Like Richard II or The Faerie Queene, Aemilie Lanyer’s “The Description of Cooke-ham”, another country house poem, also explores the comfort derived from looking at nature. The poem praises the countess of Cumberland’s estate by explaining how wonderful and idyllic the place once was, highlighting its paradise like features that saw a total harmony between nature and females. Lanyer recalls departed ladies through the “sweet woods”, which revive pleasant memories of how they “walk[ed]” in them (81). The place then matches the writer’s sadness following “their [the ladies’] departure” (129): “everything retained a sad dismay” (130). This instance of pathetic fallacy, a literary technique of importance throughout the text (Greenstadt 67), exemplifies how nature offers Lanyer solace by accompanying her in her grief. Furthermore, although the place seems to deteriorate, nature’s superiority remains. Unlike humans, she is immortal as the wintery landscape brings life. The “cobwebs” (202), a synecdoche for spiders, symbolise the new life. Similarly to Richard II, or “To Penshurst” the poem demonstrates nature’s superiority by contrasting the ephemerality of human life with nature’s undying cycle.
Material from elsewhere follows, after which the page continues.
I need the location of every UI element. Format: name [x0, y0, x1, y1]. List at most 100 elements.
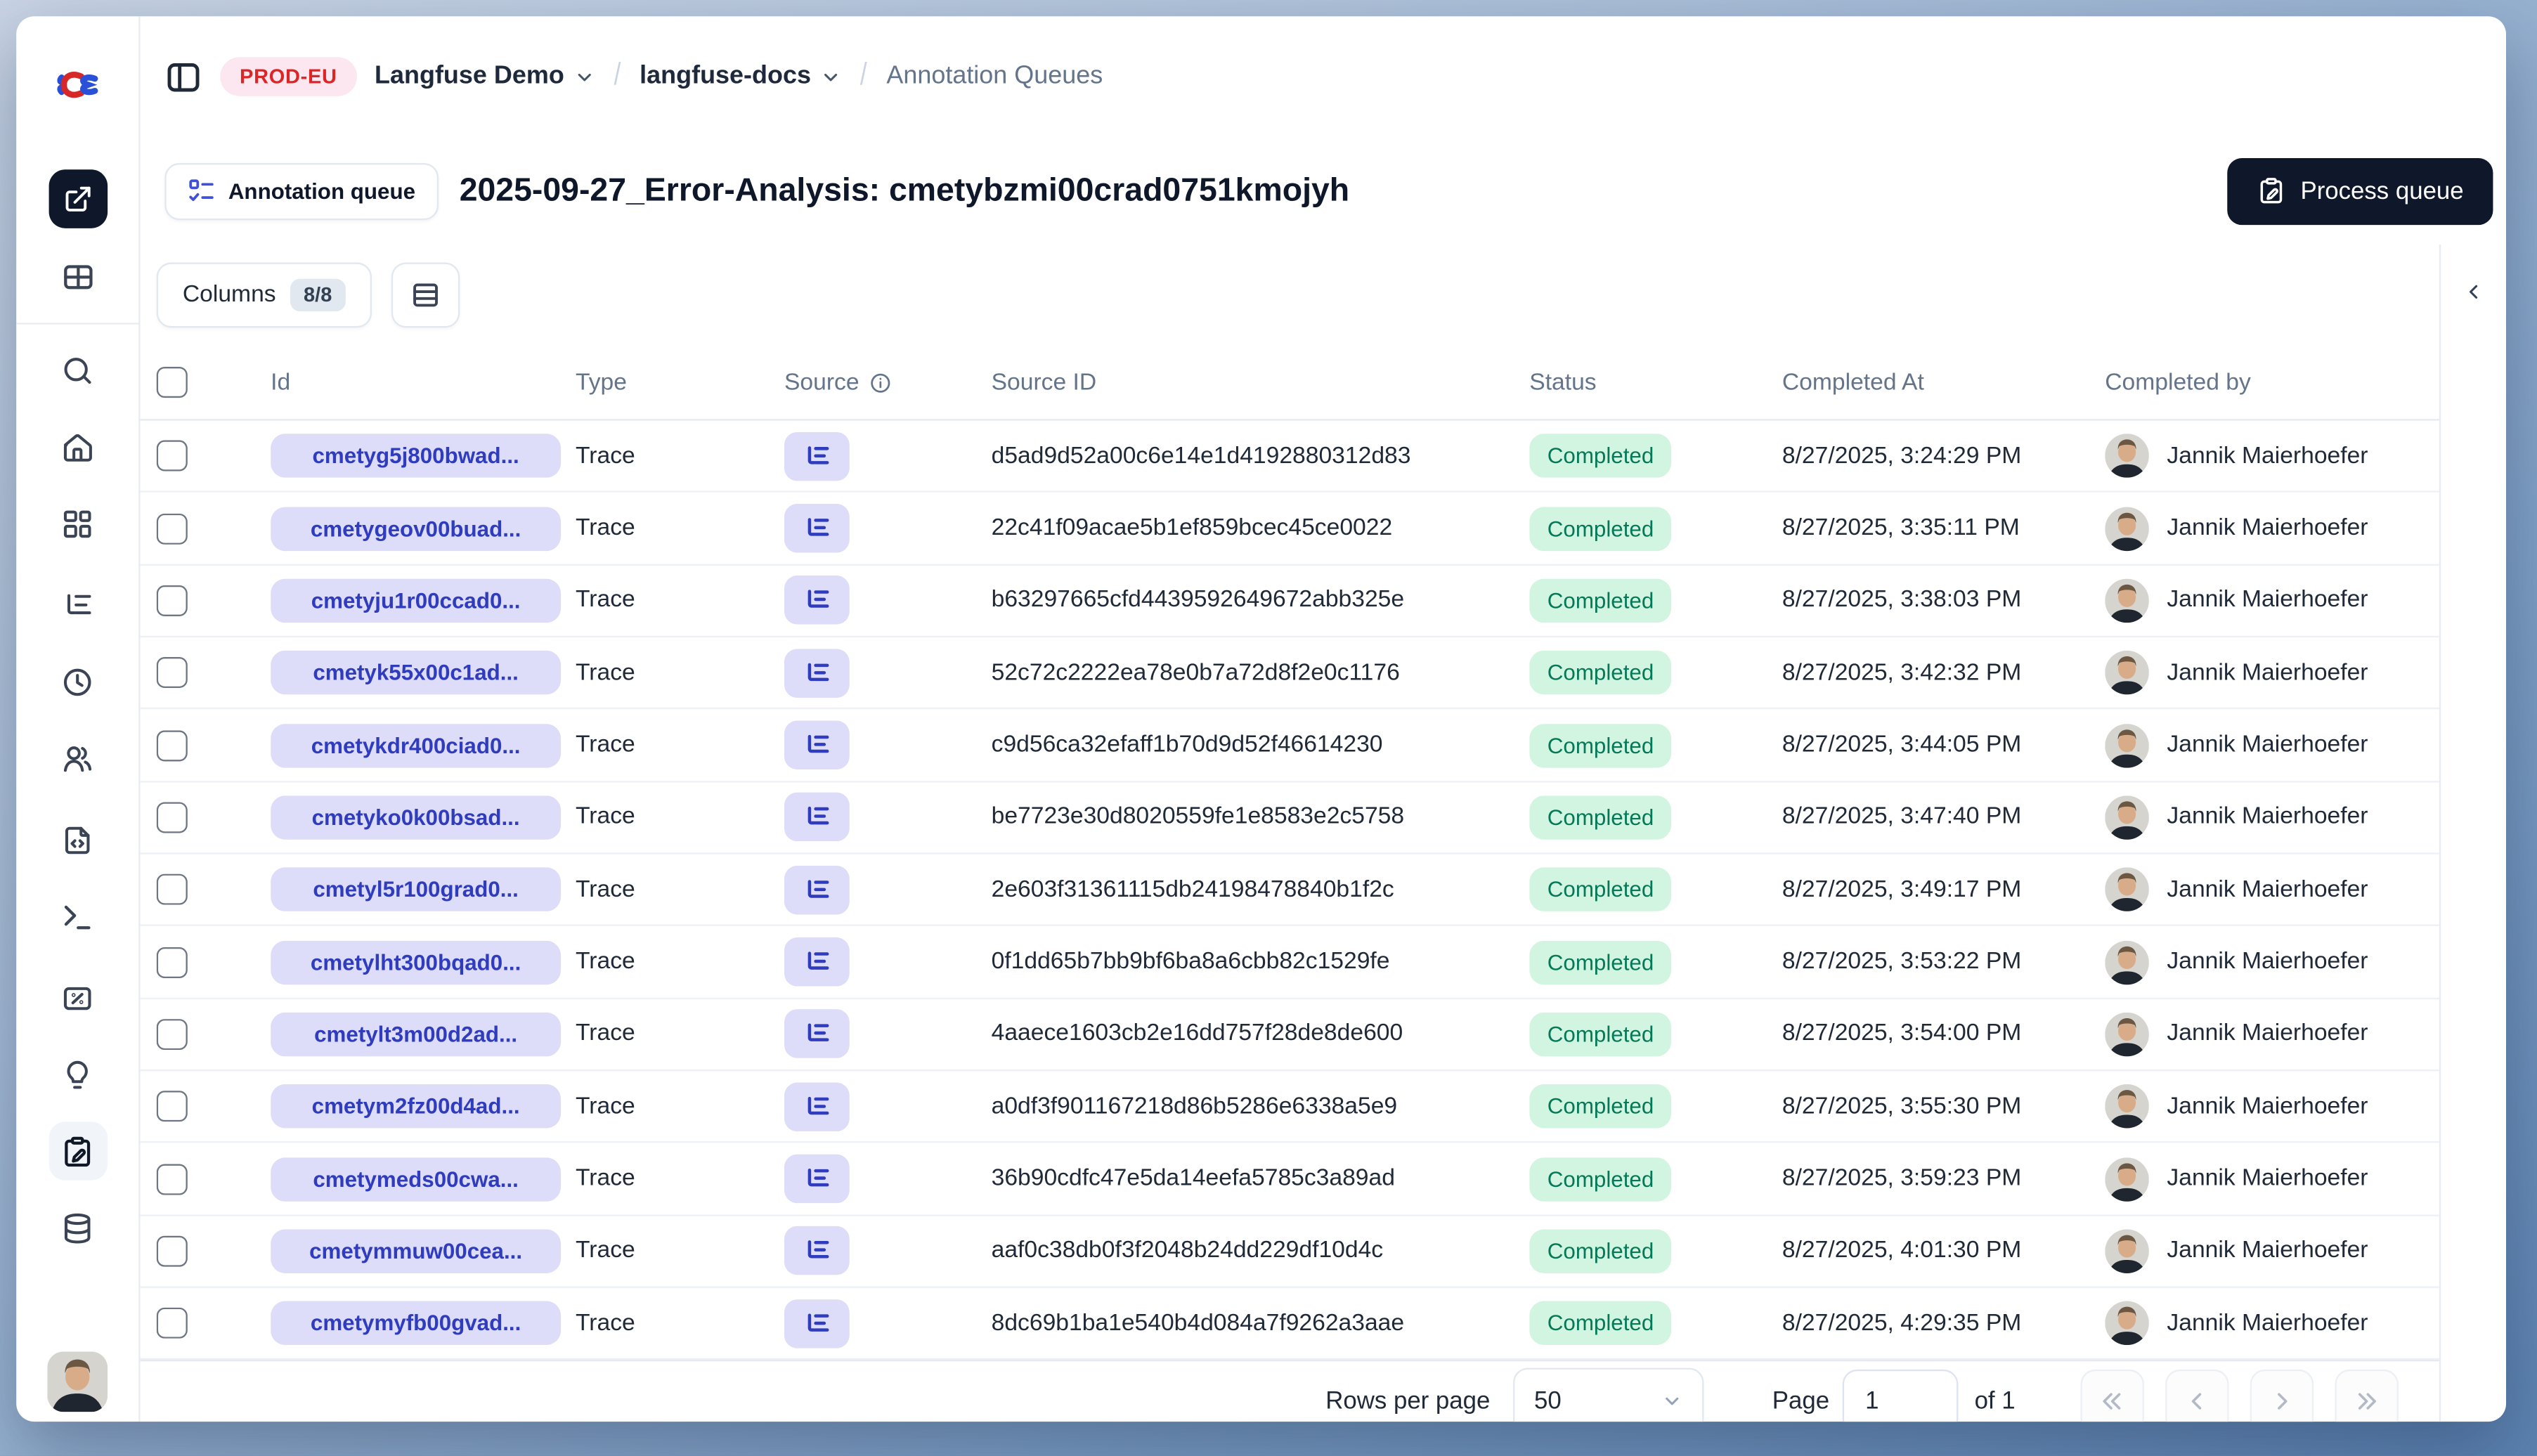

As these examples show, early modern English writers do not present a lifeless and fixed natural environment that is merely part of a setting, but a source of comfort that transcends human power. In the four works discussed, nature provides solace to characters like Gaunt or Britomart when they are in times of distress, highlighting human’s reliance on the natural world. At the same time, these texts emphasise nature’s superiority by underscoring its independence, its eternal cycle and its dominance over human mortality. By performing an eco-critical reading of these works then, we are reminded of the relevance of eco fiction today as it turns out to be much more than a recent mode of writing.
© Liam Magin. All Rights Reserved.
This work is the intellectual property of the author. Do not copy or redistribute without permission.
Bibliography:
Greenstadt, Amy. “Aemilia Lanyer’s pathetic fallacy.” Journal for Early Modern Cultural Studies, vol. 8, no. 1, spring 2008, pp. 67–97, https://doi.org/10.1353/jem.0.0003.
HAMILTON, A.C. “Book 3 Canto V.” Spenser The Faerie Queen, second ed., Routledge, 2013.
Shakespeare, William. Richard II. Edited by Jonathan Bate and Eric Rasmussen, Palgrave Macmillan, 2010.
Tigner, Amy L. Literature and the Renaissance Garden from Elizabeth I to Charles II: England’s Paradise. Routledge, 2016.